One of the main complaints was that the patterns were hard to see past. I used traditional Japanese kimono patterns on all of the cards, and I wanted to keep this aesthetic, so I had to change a few of them out and resize them until it made sense. I’m still tweaking things as improvements present themselves.
Once I had this feedback, I reworked the map several times, the action cards, and started looking at more options for the 3D physical pieces. I love tactile unique one-off pieces in board games, so I strove to create some new shapes and unorthodox pieces for the game. I’m really happy with the results!
Another constraint I put on myself was to make everything fit inside of my standardized large size box (this is the same box size as Import/Export). This is the largest box I plan to release, which means the map had to be fabric, and everything had to be just the right size to fit inside. When you look at most boxes in the western board game industry, they are just air inside! What a waste of cardboard and space… I vowed to fit as much as possible inside of my game boxes, and when you get METRO out onto a table, it is going to change your mind about box sizes.
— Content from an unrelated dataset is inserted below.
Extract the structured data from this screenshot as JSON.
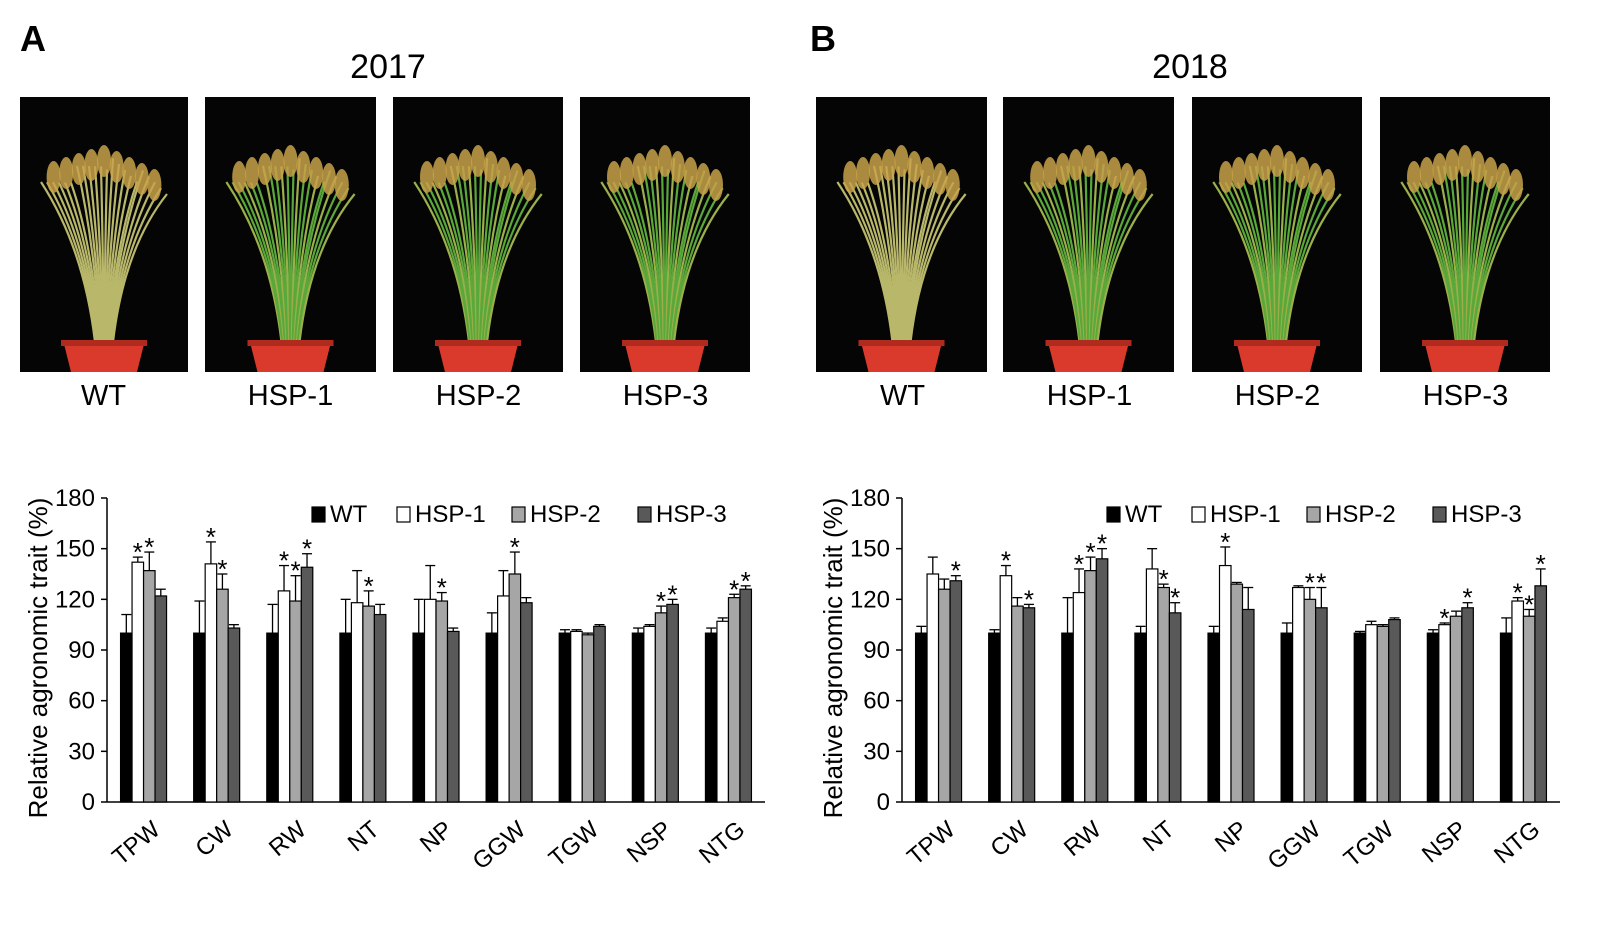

The game is a behemoth.
Conclusion and Kickstarter Prep
Over a year and two game major game iterations later, TOKYO METRO is coming to Kickstarter, along with two other TOKYO SERIES titles! It feels great to have a polished product that I am proud of, and believe in. The TOKYO SERIES games are all a labor of love for me. I have recently finalized the rules for adding JIDOHANBAIKI as an expansion to METRO as well, and it adds incredible depth to the game. It is my preferred way to play now.
TOKYO METRO has been an amazing design adventure that ended quite far from where it began. I am very happy with the end product, and I’m sure anyone who enjoys economic or worker placement games will find something enjoyable in TOKYO METRO!